The tendency to shirk the burden of responsibility permeates our family rooms and our boardrooms. I saw it in Vice President Cheney’s belated response to the shooting incident last month. And it has characterized former Enron chairman Kenneth Lay’s public statements since his company’s debacle: “Of anything and everything that I could imagine might happen to me in my lifetime,” Lay said in Houston in December, “the one thing I would have never even remotely speculated about was that someday I would become entangled in our country’s criminal justice system.”

Whether or not he is found guilty, Lay sounds like the spokesman for our culture of victimhood. It is a culture that reflects a studiously nonjudgmental attitude toward one’s own behavior, while ignoring its effects on others. And it is based on a belief system like this: I am more important than most people; I am good; therefore, I am incapable of doing bad things.

This seems to relate to the topic of last week’s Speaking of Faith:

In an age of Enron and WorldCom, how can we imagine a place for business ethics, much less religious virtue, in the global economy? We speak with a Hindu international business analyst who offers learned, fascinating observations about how the world’s myriad religions have shaped global business norms and practices.

Which, as far as I am concerned, ties back to the fallacy that self-esteem is everything.

Somewhere, things have gotten turned on their heads.
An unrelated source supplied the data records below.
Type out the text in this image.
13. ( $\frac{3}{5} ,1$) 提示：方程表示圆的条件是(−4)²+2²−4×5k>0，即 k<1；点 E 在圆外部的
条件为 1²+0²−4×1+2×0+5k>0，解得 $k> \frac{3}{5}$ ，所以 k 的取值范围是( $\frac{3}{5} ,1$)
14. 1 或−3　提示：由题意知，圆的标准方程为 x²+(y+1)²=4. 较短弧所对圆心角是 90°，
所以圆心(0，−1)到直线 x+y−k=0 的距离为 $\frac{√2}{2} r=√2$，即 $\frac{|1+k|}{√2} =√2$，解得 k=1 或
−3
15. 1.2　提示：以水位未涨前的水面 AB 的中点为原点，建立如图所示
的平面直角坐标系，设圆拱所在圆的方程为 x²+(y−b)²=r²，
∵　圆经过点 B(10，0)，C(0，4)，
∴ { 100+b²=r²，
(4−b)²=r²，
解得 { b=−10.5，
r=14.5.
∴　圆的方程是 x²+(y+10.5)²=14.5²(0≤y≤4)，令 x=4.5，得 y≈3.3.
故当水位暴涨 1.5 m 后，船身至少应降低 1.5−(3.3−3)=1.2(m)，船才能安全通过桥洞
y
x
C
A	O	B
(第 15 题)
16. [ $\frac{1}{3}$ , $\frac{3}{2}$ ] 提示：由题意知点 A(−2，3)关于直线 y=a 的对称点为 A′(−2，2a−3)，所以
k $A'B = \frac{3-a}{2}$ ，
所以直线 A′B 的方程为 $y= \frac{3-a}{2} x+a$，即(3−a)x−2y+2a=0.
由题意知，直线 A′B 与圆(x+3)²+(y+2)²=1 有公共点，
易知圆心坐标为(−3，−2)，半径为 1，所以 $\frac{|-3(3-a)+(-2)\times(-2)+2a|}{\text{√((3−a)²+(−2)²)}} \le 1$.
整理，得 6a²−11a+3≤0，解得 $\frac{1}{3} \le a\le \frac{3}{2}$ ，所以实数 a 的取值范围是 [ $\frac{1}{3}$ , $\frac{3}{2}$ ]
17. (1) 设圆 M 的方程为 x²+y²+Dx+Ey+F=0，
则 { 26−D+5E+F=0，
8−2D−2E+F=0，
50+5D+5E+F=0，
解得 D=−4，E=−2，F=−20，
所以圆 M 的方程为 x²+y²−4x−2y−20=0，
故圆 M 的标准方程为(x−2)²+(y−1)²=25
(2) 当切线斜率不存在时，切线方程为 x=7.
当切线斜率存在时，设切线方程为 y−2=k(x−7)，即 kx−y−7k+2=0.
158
Self-esteem does not lead to good behavior. Good behavior leads to self-esteem.



  1. Opie

    March 5, 2006 at 9:12 pm

    Hear ye, hear ye! Although I don’t quite see what the fuss is about the Lay quote. But Dalton’s message is still valid.

  2. Frank

    March 5, 2006 at 10:09 pm

    I think she used the Lay quote as a high-profile example, nothing more.

    The more telling examples come from her experiences with kids.